Getting some counselling through work to help through this and the emotional abuse I experienced from them growing up. My family have no empathy. This is an awful place to be - the estranged from your own family when you’ve left a difficult marriage club. Good luck to anyone else in a similar situation. I’ve certainly learned how not to parent from all of this.

OP posts:
littleripper · 30/07/2023 09:49

This happened to my best friend and it blew my mind. I eventually confronted her mother and sister and told them in no uncertain terms my views.
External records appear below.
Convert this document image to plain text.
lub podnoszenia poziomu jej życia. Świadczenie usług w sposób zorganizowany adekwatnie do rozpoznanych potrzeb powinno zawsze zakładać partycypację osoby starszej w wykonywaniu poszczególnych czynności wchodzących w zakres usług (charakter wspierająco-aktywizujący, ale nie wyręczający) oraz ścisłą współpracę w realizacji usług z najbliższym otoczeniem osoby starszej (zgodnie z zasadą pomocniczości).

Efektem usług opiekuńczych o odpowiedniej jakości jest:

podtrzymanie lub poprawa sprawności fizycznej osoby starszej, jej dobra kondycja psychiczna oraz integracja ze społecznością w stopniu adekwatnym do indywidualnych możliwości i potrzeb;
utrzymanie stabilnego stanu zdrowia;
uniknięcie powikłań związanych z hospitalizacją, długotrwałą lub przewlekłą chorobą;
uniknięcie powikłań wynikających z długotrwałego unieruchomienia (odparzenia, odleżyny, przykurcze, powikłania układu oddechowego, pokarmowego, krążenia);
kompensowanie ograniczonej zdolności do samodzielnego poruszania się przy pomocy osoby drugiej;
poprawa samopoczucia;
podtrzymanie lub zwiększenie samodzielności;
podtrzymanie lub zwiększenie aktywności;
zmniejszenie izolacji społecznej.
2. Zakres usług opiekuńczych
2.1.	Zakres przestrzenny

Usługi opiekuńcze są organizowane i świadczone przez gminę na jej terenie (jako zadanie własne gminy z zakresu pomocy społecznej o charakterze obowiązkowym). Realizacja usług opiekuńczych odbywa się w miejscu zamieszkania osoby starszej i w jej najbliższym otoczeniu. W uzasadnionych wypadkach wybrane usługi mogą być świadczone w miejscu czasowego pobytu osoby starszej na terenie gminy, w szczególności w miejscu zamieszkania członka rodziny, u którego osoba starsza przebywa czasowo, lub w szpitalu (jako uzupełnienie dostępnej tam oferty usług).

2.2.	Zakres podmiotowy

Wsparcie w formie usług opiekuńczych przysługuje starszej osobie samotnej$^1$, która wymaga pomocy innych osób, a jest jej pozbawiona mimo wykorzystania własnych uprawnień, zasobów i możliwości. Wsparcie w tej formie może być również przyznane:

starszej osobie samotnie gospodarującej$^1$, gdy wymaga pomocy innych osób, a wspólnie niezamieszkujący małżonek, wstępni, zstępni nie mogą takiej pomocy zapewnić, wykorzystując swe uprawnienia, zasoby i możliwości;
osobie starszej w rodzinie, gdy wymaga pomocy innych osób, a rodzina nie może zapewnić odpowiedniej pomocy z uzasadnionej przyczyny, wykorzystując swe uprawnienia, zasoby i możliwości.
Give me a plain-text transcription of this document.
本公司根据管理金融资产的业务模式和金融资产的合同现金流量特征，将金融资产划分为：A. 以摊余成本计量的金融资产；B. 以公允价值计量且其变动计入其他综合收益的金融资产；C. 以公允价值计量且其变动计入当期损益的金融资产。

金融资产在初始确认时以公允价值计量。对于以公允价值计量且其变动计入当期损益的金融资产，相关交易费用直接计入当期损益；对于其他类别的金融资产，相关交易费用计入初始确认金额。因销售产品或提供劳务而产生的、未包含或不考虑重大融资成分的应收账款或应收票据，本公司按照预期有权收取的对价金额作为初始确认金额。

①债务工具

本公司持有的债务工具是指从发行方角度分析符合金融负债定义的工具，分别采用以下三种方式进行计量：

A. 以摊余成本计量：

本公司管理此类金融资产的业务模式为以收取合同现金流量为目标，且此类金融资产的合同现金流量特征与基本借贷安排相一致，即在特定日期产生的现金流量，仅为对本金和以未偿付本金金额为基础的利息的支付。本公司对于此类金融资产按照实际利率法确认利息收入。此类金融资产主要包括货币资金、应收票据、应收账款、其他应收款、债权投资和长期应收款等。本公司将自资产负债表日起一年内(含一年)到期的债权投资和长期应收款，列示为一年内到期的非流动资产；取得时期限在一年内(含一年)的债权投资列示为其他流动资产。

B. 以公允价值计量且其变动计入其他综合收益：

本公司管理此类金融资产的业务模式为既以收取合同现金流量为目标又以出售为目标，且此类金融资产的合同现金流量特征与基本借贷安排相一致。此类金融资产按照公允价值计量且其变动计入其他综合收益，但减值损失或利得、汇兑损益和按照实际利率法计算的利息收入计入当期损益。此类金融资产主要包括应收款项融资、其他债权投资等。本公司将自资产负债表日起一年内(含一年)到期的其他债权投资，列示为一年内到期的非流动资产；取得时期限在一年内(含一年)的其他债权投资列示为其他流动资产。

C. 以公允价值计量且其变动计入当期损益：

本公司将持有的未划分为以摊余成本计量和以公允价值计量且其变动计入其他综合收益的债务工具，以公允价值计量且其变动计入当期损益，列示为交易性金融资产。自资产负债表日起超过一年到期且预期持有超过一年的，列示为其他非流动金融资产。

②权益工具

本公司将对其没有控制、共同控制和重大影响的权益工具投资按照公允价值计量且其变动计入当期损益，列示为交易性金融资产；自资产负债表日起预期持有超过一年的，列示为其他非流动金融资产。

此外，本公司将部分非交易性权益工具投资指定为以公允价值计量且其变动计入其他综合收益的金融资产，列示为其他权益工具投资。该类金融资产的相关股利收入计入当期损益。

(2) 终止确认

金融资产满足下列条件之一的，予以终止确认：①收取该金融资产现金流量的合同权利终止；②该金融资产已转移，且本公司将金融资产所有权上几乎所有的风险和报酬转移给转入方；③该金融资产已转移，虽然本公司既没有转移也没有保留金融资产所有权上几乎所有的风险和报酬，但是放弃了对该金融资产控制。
They said bf used to make up stories so they assumed she made it up. I told them I'd seen it myself and then gave great harrowing detail until they both cried. They sorted themselves out then. Her wider family still favour the ex.
It's unnatural in my view. Rejecting your born child for someone you barely know, incomprehensible. My dad is a shit but he's even shittier to DH so that's ok 🤷‍♀️

Mnbvcxzlkhgfds · 30/07/2023 10:02

Wow i wish I had a friend like that. I don’t have a friend to help but I asked for support of my extended family but they didn’t want to get involved. Can’t blame them really.